Thank you for your help!
 A: The primary motivation in the discovery of it (around 1910/1920) was trying to distinguish the different $\Bbb R^n$ topologically: it hadn't been shown in general that $\Bbb R^n \not\simeq \Bbb R^m$ when $n \neq m$ (some special cases were known), while there were examples of space filling curves, all sorts of fractal-like planar sets whose "dimension" was unclear etc. So some topologists defined functions "$\dim$" with integer values on topological (or metric, or even smaller classes) spaces that were topological invariants (so homeomorphic spaces had the same value ) hoping to find one for which they could show $\dim(\Bbb R^n) = n$. In the end several such functions were defined by different people (Lebesgue, Brouwer, Urysohn among them) and finally Brouwer succeeded (using deep theorems like his fixed point theorem and others) to show that indeed $\Bbb R^n$ had dimension $n$ for some dimension function. Soon people began generalising and unifying the different functions, especially in the realm of separable metrisable spaces, where most of such functions all coincide in value.
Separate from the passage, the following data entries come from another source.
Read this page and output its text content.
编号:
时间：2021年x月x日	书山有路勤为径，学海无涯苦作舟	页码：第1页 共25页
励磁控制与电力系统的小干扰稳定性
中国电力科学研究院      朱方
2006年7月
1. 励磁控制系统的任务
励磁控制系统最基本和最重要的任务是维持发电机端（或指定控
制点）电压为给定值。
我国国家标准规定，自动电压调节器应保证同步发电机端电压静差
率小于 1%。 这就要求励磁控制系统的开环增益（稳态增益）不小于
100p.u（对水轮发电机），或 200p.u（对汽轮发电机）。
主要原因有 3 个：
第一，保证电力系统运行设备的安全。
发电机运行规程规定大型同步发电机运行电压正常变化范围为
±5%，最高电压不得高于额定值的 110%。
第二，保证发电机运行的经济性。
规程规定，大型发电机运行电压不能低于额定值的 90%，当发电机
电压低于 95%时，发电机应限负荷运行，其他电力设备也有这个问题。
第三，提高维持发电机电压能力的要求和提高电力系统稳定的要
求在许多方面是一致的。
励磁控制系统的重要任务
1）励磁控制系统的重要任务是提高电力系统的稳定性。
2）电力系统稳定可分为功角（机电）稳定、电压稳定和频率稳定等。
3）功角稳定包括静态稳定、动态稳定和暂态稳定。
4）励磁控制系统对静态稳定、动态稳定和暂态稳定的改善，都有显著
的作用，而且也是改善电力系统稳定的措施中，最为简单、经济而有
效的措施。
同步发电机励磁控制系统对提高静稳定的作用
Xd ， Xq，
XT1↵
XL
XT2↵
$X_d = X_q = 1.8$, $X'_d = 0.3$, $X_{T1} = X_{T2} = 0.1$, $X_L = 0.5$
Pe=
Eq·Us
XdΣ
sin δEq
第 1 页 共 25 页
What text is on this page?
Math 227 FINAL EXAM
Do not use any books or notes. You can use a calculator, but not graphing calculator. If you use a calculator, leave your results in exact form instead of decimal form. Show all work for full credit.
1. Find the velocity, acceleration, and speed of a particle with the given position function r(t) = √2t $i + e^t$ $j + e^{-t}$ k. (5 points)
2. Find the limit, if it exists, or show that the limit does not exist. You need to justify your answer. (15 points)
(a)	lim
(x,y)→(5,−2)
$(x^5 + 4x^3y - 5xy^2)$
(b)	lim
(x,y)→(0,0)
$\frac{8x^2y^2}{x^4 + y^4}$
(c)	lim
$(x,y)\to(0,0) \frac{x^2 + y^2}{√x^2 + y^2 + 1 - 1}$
A good general overview (almost encyclopedic) is Engelking, theory of dimensions, finite and infinite. A good book on separable metric spaces only is Jan van Mill's  infite-dimensional topology, an introduction and prerequisites, who treats the basic dimension theory, Brouwer's fixed point theorem, and AR/ANR theory in just a few chapters, including a self-contained proof of the Jordan Curve Theorem. Too bad it's out of print nowadays.. (but a good library will have a copy).
The main problem it solves is the fact that the $\Bbb R^n$ are mutually non-homeomorphic but there are many other interesting results and still loads of open problems too. See Engelking's book for the frontier of research.